Gli elefanti sono vittime di bracconaggio, di maltrattamenti e di sfruttamento. Ci sono molti luoghi creati per tutelare questi animali in Thailandia, India e Africa ma secondo alcune stime recenti, ogni anno vengono uccisi 50 mila esemplari. Un dato che nonostante le numerose campagne di sensibilizzazione e di prevenzione stenta a diminuire tanto che tra il 2012 e il 2013 è stato ucciso il 65% degli elefanti africani e nel 2013 è stato registrato il sequestro record di ben 45 tonnellate di avorio. Un giro di affari voluminoso fatto di criminalità organizzata e corruzione. In base alla filiera, la Cina è il principale importatore. Non a caso, il 70% delle zanne, arriva a Pechino, dove viene trasformato in bacchette, gioielli, pettini e tazze e sempre in Cina, l’avorio può costare fino a 7.000 dollari al chilo.
Per arginare questo fenomeno sono stati avviati dei tavoli d’incontri e trattative sul piano internazionale tra i paesi più colpiti da questo fenomeno. Al contempo, un recente studio condotto dal dottor Samuel Wasser dell’Università di Washington, ha tentato di circoscrivere le aree più calde, sperimentando una nuova analisi che si basa sul Dna. Ovvero, secondo il professore Wasser, gli elefanti essendo degli animali molto socievoli in una medesima area vi saranno molti esemplari con codici genetici simili. L’idea sarà quella di creare delle mappe della diversità genetica in Africa, in modo da concentrare in alcune aree gli sforzi per combattere il bracconaggio.
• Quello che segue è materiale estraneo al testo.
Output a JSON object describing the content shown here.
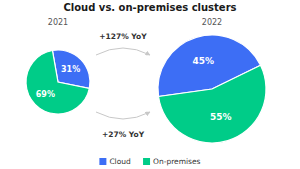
{
  "chart_data": [
    {
      "type": "pie",
      "title": "Cloud vs. on-premises clusters",
      "subtitle": "2021",
      "categories": [
        "Cloud",
        "On-premises"
      ],
      "values": [
        31,
        69
      ],
      "value_labels": [
        "31%",
        "69%"
      ],
      "colors": [
        "#3d6ef5",
        "#00cc88"
      ],
      "data_labels": true,
      "legend": "bottom"
    },
    {
      "type": "pie",
      "subtitle": "2022",
      "categories": [
        "Cloud",
        "On-premises"
      ],
      "values": [
        45,
        55
      ],
      "value_labels": [
        "45%",
        "55%"
      ],
      "colors": [
        "#3d6ef5",
        "#00cc88"
      ],
      "data_labels": true,
      "annotations": [
        "+127% YoY",
        "+27% YoY"
      ]
    }
  ]
}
In questo scenario, tra i vari rifugi e centri che operano in Africa, vi è il David Sheldrick Wildlife Trust (DSWT ) in Kenya, attivo anche in Africa dell’est. Lo scorso 23 giugno, il DSWT ha condiviso una fotografia straziante di un piccolo elefante vittima di bracconaggio e rimasto orfano. Il piccolo esemplare di circa 15 mesi che è stato chiamato Simotua, è stato salvato grazie ad una segnalazione, nella foresta di Rumuruti nel West Laikipia e presentava numerose ferite su tutto il corpo, tra cui un taglio provocato da una lancia sulla fronte, ferite alle gambe provocate da lacci nonché traumi psicologici ed emotivi.
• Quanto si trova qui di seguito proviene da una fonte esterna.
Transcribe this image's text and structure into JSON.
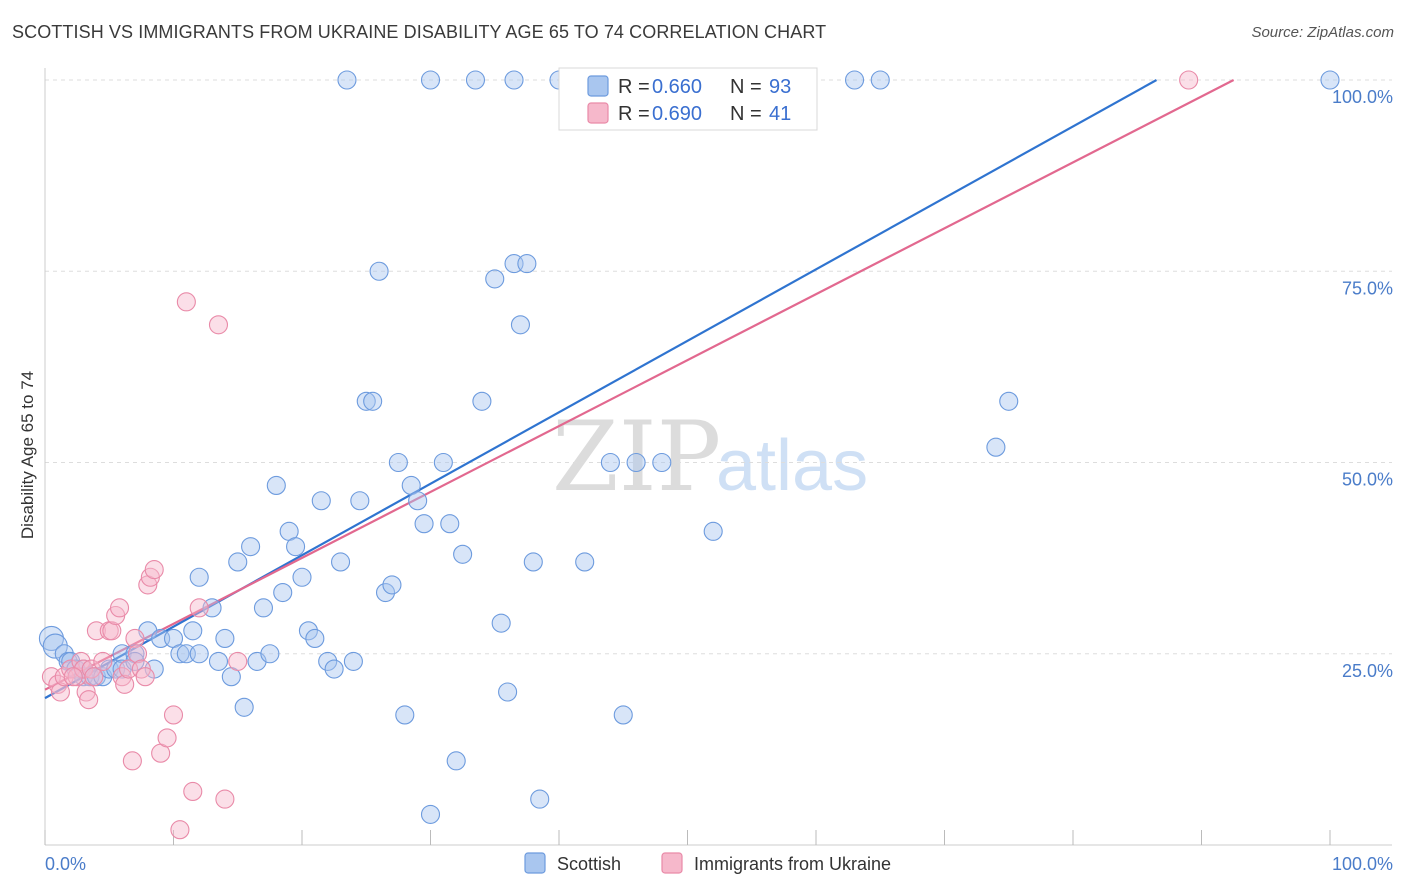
{
  "title": "SCOTTISH VS IMMIGRANTS FROM UKRAINE DISABILITY AGE 65 TO 74 CORRELATION CHART",
  "source": "Source: ZipAtlas.com",
  "watermark": {
    "zip": "ZIP",
    "atlas": "atlas"
  },
  "colors": {
    "scottish_fill": "#a9c6ef",
    "scottish_stroke": "#6d9bde",
    "scottish_line": "#2f74d0",
    "ukraine_fill": "#f6b8cb",
    "ukraine_stroke": "#e98aa8",
    "ukraine_line": "#e2688f",
    "tick_text": "#4a7cc9",
    "grid": "#dddddd"
  },
  "legend_box": {
    "rows": [
      {
        "r_label": "R = ",
        "r_value": "0.660",
        "n_label": "N = ",
        "n_value": "93"
      },
      {
        "r_label": "R = ",
        "r_value": "0.690",
        "n_label": "N = ",
        "n_value": "41"
      }
    ]
  },
  "chart_data": {
    "type": "scatter",
    "title": "SCOTTISH VS IMMIGRANTS FROM UKRAINE DISABILITY AGE 65 TO 74 CORRELATION CHART",
    "xlabel": "",
    "ylabel": "Disability Age 65 to 74",
    "xlim": [
      0,
      100
    ],
    "ylim": [
      0,
      100
    ],
    "x_tick_labels": [
      "0.0%",
      "100.0%"
    ],
    "y_tick_labels": [
      "25.0%",
      "50.0%",
      "75.0%",
      "100.0%"
    ],
    "y_ticks": [
      25,
      50,
      75,
      100
    ],
    "grid": true,
    "legend_position": "bottom",
    "series": [
      {
        "name": "Scottish",
        "R": 0.66,
        "N": 93,
        "trend": {
          "x0": 0,
          "y0": 19.2,
          "x1": 86.5,
          "y1": 100
        },
        "points": [
          [
            0.5,
            27
          ],
          [
            0.8,
            26
          ],
          [
            1.5,
            25
          ],
          [
            1.8,
            24
          ],
          [
            2,
            24
          ],
          [
            2.4,
            23
          ],
          [
            3,
            22
          ],
          [
            3.5,
            22
          ],
          [
            4,
            22
          ],
          [
            4.5,
            22
          ],
          [
            5,
            23
          ],
          [
            5.5,
            23
          ],
          [
            6,
            25
          ],
          [
            7,
            25
          ],
          [
            8,
            28
          ],
          [
            8.5,
            23
          ],
          [
            9,
            27
          ],
          [
            10,
            27
          ],
          [
            10.5,
            25
          ],
          [
            11,
            25
          ],
          [
            11.5,
            28
          ],
          [
            12,
            35
          ],
          [
            12,
            25
          ],
          [
            13,
            31
          ],
          [
            13.5,
            24
          ],
          [
            14,
            27
          ],
          [
            14.5,
            22
          ],
          [
            15,
            37
          ],
          [
            15.5,
            18
          ],
          [
            16,
            39
          ],
          [
            16.5,
            24
          ],
          [
            17,
            31
          ],
          [
            17.5,
            25
          ],
          [
            18,
            47
          ],
          [
            18.5,
            33
          ],
          [
            19,
            41
          ],
          [
            19.5,
            39
          ],
          [
            20,
            35
          ],
          [
            20.5,
            28
          ],
          [
            21,
            27
          ],
          [
            21.5,
            45
          ],
          [
            22,
            24
          ],
          [
            22.5,
            23
          ],
          [
            23,
            37
          ],
          [
            24,
            24
          ],
          [
            24.5,
            45
          ],
          [
            25,
            58
          ],
          [
            25.5,
            58
          ],
          [
            26,
            75
          ],
          [
            26.5,
            33
          ],
          [
            27,
            34
          ],
          [
            27.5,
            50
          ],
          [
            28,
            17
          ],
          [
            28.5,
            47
          ],
          [
            29,
            45
          ],
          [
            29.5,
            42
          ],
          [
            30,
            4
          ],
          [
            31,
            50
          ],
          [
            31.5,
            42
          ],
          [
            32,
            11
          ],
          [
            32.5,
            38
          ],
          [
            33.5,
            100
          ],
          [
            34,
            58
          ],
          [
            35,
            74
          ],
          [
            35.5,
            29
          ],
          [
            36,
            20
          ],
          [
            36.5,
            76
          ],
          [
            37,
            68
          ],
          [
            37.5,
            76
          ],
          [
            38,
            37
          ],
          [
            38.5,
            6
          ],
          [
            40,
            100
          ],
          [
            42,
            37
          ],
          [
            43,
            100
          ],
          [
            44,
            50
          ],
          [
            45,
            17
          ],
          [
            46,
            50
          ],
          [
            46.5,
            100
          ],
          [
            48,
            50
          ],
          [
            50,
            100
          ],
          [
            52,
            41
          ],
          [
            63,
            100
          ],
          [
            65,
            100
          ],
          [
            74,
            52
          ],
          [
            75,
            58
          ],
          [
            100,
            100
          ],
          [
            23.5,
            100
          ],
          [
            30,
            100
          ],
          [
            36.5,
            100
          ],
          [
            3,
            23
          ],
          [
            6,
            23
          ],
          [
            7,
            24
          ]
        ]
      },
      {
        "name": "Immigrants from Ukraine",
        "R": 0.69,
        "N": 41,
        "trend": {
          "x0": 0,
          "y0": 20.3,
          "x1": 92.5,
          "y1": 100
        },
        "points": [
          [
            0.5,
            22
          ],
          [
            1,
            21
          ],
          [
            1.2,
            20
          ],
          [
            1.5,
            22
          ],
          [
            2,
            23
          ],
          [
            2.5,
            22
          ],
          [
            2.8,
            24
          ],
          [
            3,
            23
          ],
          [
            3.2,
            20
          ],
          [
            3.4,
            19
          ],
          [
            3.6,
            23
          ],
          [
            3.8,
            22
          ],
          [
            4,
            28
          ],
          [
            4.5,
            24
          ],
          [
            5,
            28
          ],
          [
            5.2,
            28
          ],
          [
            5.5,
            30
          ],
          [
            5.8,
            31
          ],
          [
            6,
            22
          ],
          [
            6.2,
            21
          ],
          [
            6.5,
            23
          ],
          [
            6.8,
            11
          ],
          [
            7,
            27
          ],
          [
            7.2,
            25
          ],
          [
            7.5,
            23
          ],
          [
            7.8,
            22
          ],
          [
            8,
            34
          ],
          [
            8.2,
            35
          ],
          [
            8.5,
            36
          ],
          [
            9,
            12
          ],
          [
            9.5,
            14
          ],
          [
            10,
            17
          ],
          [
            10.5,
            2
          ],
          [
            11,
            71
          ],
          [
            11.5,
            7
          ],
          [
            12,
            31
          ],
          [
            13.5,
            68
          ],
          [
            14,
            6
          ],
          [
            15,
            24
          ],
          [
            89,
            100
          ],
          [
            2.2,
            22
          ]
        ]
      }
    ]
  },
  "bottom_legend": [
    {
      "label": "Scottish"
    },
    {
      "label": "Immigrants from Ukraine"
    }
  ]
}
Il centro ha condiviso la fotografia auspicando nel sostegno di numerose persone per poter continuare ad aiutare questi esemplari a rischio estinzione e ricordando che il coraggio del piccolo Simotua deve essere un esempio per sensibilizzare l’opinione pubblica sulla crudeltà del commercio dell’avorio e le conseguenze sugli elefanti.